Prove that if $L$ is regular then $\mbox{Copy}(L)$ is regular

automataformal-languagesregular-language

I've been doing this question for a couple of hours, still stuck.

For any string $w$, $O(w)$ is defined as a string that results from copying all the letters that occur in odd positions of $w$.

For example, $O (a) = aa$, $O (ab) = aab$, $O (acb) = aacbb$, and $O (acbd) = aacbbd$.

The definition of language is as follows. Let $L$ be a language over $\Sigma = \{a,b\}$, define $\mbox{Copy} (L)$ to be the language $\{ O (w) : w \in L \}$. Prove that if $L$ is regular then $\mbox{Copy} (L)$ is regular.

I know there has to be some kind of equivalence shown between DFA of $L$ and NFA of Copy(L).
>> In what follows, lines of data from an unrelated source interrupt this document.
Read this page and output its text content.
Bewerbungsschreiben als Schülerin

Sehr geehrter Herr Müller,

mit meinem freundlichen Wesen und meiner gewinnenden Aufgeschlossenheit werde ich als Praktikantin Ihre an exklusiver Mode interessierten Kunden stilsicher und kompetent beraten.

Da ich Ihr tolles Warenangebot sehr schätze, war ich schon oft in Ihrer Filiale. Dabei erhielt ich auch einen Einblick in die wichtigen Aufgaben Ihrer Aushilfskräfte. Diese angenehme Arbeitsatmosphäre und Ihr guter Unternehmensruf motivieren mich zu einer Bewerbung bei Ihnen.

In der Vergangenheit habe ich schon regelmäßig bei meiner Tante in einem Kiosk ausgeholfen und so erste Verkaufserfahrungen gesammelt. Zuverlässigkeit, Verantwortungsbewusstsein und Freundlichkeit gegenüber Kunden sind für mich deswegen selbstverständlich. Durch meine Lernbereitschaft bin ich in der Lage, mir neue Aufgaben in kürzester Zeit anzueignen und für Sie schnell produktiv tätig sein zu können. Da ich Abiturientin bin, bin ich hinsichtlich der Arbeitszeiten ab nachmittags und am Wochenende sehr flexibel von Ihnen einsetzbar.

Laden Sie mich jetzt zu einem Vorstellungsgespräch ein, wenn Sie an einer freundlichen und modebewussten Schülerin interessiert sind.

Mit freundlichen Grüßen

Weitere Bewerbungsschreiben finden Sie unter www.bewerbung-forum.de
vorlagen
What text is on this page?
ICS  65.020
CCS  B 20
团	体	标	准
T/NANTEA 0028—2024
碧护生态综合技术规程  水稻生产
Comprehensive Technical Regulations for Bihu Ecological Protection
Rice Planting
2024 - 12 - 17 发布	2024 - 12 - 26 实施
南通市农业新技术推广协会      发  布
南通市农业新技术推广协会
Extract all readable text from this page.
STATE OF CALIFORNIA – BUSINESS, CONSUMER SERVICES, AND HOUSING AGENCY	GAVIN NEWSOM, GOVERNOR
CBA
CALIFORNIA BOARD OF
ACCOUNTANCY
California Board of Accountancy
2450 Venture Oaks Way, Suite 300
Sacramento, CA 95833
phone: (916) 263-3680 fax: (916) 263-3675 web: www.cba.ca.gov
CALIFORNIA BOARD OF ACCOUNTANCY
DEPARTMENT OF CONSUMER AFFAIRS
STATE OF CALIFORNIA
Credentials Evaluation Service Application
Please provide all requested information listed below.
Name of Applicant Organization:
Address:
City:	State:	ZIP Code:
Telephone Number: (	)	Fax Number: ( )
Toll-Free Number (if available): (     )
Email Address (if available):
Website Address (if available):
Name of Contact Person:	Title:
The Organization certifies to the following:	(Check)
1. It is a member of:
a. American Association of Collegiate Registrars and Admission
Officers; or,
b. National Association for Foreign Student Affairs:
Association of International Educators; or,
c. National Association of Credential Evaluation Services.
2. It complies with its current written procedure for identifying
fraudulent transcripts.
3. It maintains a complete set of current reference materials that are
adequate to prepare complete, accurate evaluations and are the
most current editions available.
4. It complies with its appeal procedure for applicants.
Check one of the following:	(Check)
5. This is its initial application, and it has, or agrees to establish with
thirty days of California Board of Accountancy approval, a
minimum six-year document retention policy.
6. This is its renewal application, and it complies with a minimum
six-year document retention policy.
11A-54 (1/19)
But I can't wrap my head around it.

Best Answer

For these types of questions, it can be useful to first think of an algorithm to determine whether a given string is in the desired language -- with the restriction that you should process one element of the string at a time, and maintain only a finite amount of state at each step.

In this case, let us consider the following rough pseudocode:

dfa = DFA of L;
loop:
  -- at an odd position
  match read() {
    SuccessfulRead(x) -> {
      match read() {
        SuccessfulRead(x) -> { dfa.transition(x); }
        SuccessfulRead(y) where y != x -> { return false; }
        EndOfString -> { return false; }
      }
    }
    EndOfString -> { return dfa.accepts(); }

  -- at an even position
  match read() {
    SuccessfulRead(x) -> { dfa.transition(x); }
    EndOfString -> { return dfa.accepts(); }
  }

  goto loop

From here, we need to see what the state is at each execution of read(). One part of the state is implicitly what line of code the execution is at; the other part is the state of variables at that line of code. So, in this case, if the states of the DSA are $S$, we have three different types of states for the DFA to accept $\operatorname{Copy}(L)$:

  • $OddPosFirstRead(s \in S)$: first read call
  • $OddPosSecondRead(s \in S, x \in \Sigma)$: second read call
  • $EvenPos(s \in S)$: third read call

If your formulation of a deterministic finite automaton does not provide a built-in way to signal errors (as in the early return of false in getting an unequal second letter at an odd position), then you will need to add an $Error$ state which always transitions to itself, and is not an accepting state. (In terms of the pseudocode, this can be viewed as imposing the restriction that the code must read all characters of the string until reaching the end, even if it knows before the end what the result will be. To fix the above pseudocode to meet this requirement, you could add an error: loop which just reads in and throws away characters until reaching the end, then returns false; then change the early return false to goto error.)

In other words, if $L$ is accepted by a DFA with states $S$, then we set \begin{align*} S' := & \{ OddPosFirstRead(s) \mid s \in S \} \sqcup \\ & \{ OddPosSecondRead(s, x) \mid s \in S, x \in \Sigma \} \sqcup \\ & \{ EvenPos(s) \mid s \in S \} \sqcup \\ & \{ Error \}. \end{align*} From here, I will leave it as an exercise to fill in the details of what the initial state is, what the state transitions are, and which states are accepting -- in terms of a given DFA and its initial state, state transitions, and accepting states.

(It might be interesting to note that in many modern programming languages which allow you to write coroutines, the compilers for these languages will internally do much the same sort of translation of the code into a state machine, in order to compile the coroutines into machine code. For example, think of the above code, but with each occurrence of read() replaced with await read().)